A senior Egyptian general told CNN that women detained on 9 March 2011 at Cairo’s Tahrir Square had been forced to undergo ‘virginity tests’, which the government has previously denied.
The general, speaking on condition of anonymity, justified the abuse by saying that the women “were not like your daughter or mine. These were girls who had camped out in tents with male protesters.”
“This admission is an utterly perverse justification of a degrading form of abuse,” says Amnesty. “The women were subjected to nothing less than torture.”
“The Egyptian authorities must condemn these discriminatory, abusive and insulting attitudes which have been used to justify torture of women protesters, and which are clearly present at the highest levels.

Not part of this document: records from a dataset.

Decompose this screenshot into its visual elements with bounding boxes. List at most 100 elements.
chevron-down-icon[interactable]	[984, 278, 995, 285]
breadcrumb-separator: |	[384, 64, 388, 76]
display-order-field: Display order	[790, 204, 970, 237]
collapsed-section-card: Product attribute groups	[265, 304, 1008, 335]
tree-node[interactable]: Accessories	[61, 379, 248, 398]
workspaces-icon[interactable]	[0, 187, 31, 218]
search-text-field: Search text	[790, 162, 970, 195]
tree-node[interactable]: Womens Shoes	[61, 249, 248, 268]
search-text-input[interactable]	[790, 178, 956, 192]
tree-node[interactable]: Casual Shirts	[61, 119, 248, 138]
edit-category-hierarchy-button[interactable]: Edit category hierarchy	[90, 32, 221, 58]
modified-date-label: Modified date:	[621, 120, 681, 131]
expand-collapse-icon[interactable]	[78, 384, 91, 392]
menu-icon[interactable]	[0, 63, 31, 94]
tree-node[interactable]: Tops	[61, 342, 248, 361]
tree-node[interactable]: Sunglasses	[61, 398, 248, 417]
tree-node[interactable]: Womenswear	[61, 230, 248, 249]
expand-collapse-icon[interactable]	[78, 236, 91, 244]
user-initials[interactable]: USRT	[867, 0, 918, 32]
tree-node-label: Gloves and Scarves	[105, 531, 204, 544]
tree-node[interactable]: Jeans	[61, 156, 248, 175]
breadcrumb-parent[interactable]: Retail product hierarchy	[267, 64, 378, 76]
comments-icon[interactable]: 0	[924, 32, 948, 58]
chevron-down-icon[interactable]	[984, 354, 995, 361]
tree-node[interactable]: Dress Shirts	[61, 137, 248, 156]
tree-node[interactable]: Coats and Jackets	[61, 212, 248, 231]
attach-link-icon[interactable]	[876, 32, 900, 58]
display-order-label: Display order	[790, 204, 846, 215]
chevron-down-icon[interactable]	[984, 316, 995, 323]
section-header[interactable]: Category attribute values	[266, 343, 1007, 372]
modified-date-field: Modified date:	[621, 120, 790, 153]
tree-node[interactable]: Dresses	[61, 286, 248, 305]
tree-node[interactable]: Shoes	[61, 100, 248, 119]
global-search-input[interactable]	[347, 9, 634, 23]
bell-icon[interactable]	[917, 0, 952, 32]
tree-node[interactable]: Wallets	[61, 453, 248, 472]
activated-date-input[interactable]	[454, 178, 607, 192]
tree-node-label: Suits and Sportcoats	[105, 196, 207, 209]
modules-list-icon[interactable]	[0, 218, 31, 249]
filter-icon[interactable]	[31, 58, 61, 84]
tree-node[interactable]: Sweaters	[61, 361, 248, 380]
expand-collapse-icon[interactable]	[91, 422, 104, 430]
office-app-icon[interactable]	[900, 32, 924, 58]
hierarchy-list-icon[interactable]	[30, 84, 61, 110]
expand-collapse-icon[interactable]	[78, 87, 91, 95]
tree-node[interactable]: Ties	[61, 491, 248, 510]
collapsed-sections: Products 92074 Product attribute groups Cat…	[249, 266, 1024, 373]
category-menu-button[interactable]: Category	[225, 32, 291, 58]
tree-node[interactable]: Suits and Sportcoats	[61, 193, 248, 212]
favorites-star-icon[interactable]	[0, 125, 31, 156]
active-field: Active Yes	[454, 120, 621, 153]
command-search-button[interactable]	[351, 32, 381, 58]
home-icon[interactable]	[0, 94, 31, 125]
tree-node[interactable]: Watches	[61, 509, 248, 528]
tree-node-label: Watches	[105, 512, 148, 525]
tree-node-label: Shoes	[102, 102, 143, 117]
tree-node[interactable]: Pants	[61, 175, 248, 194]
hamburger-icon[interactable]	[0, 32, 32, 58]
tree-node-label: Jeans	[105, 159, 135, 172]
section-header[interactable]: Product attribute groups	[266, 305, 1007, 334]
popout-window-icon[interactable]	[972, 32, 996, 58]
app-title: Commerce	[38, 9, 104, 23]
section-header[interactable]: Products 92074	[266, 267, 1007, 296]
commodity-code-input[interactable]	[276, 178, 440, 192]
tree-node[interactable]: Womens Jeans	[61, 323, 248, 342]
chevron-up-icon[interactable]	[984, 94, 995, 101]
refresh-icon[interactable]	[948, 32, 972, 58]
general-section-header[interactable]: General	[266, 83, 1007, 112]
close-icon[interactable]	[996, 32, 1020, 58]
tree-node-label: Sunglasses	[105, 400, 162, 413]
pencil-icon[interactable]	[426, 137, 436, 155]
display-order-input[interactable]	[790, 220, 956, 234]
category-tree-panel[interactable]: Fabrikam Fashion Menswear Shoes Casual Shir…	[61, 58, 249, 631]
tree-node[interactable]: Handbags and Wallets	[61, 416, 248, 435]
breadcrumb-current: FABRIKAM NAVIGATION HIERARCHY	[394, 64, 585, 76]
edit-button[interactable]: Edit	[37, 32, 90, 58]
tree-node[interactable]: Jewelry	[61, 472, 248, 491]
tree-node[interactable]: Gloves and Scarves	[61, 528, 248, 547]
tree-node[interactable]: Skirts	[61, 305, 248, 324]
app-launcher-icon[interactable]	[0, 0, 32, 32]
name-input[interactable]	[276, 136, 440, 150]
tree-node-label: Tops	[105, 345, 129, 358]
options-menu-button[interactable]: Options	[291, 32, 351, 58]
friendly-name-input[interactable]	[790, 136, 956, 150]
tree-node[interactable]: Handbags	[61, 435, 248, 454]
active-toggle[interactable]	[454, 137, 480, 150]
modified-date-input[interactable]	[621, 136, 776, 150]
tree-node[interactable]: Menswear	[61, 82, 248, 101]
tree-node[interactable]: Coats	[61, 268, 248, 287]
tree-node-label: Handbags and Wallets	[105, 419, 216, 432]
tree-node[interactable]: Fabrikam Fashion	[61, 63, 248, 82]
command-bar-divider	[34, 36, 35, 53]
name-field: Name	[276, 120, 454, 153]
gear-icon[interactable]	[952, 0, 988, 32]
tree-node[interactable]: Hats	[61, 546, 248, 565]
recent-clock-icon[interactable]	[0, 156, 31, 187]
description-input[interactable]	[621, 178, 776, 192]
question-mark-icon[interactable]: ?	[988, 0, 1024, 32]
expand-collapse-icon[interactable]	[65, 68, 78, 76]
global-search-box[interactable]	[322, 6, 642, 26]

Amnesty has gathered the testimonies of women protesters subjected to forced ‘virginity tests’ in March, and wrote to Egypt’s Supreme Council for Armed Forces requesting an investigation. However, no response was received.
The general also told CNN that the reason for the ‘tests’ was “[w]e didn't want them to say we had sexually assaulted or raped them, so we wanted to prove that they weren't virgins in the first place."
“This general’s implication that only virgins can be victims of rape is a long-discredited sexist attitude and legal absurdity. When determining a case of rape, it is irrelevant whether or not the victim is a virgin.”
“The army must immediately instruct security forces and soldiers that such ‘tests’ are banned.”
When army officers violently cleared Tahrir Square on 9 March – the day after International Women’s Day – 18 women were detained, beaten, given electric shocks, of which 17 were then subjected to strip searches, forced to submit to ‘virginity tests’ and threatened with prostitution charges.
The women were brought before a military court on 11 March and released on 13 March. Several received one-year suspended sentences for charges including disorderly conduct, destroying property, obstructing traffic and possession of weapons.
Amnesty says it fears that discriminatory and patriarchal attitudes towards women in Egypt are standing in the way of women’s full participation in the reform process.
Although women were on the frontline on the mass nationwide protests that led to the resignation of President Hosni Mubarak, no women were chosen to be part of the constitutional reform committee, and they have received little representation in the new government.
“Egypt’s government needs to uphold the rights of all of the nation’s women who are working for the country’s freedoms, especially those struggling for gender equality and rights for women,” said the global human rights organisation.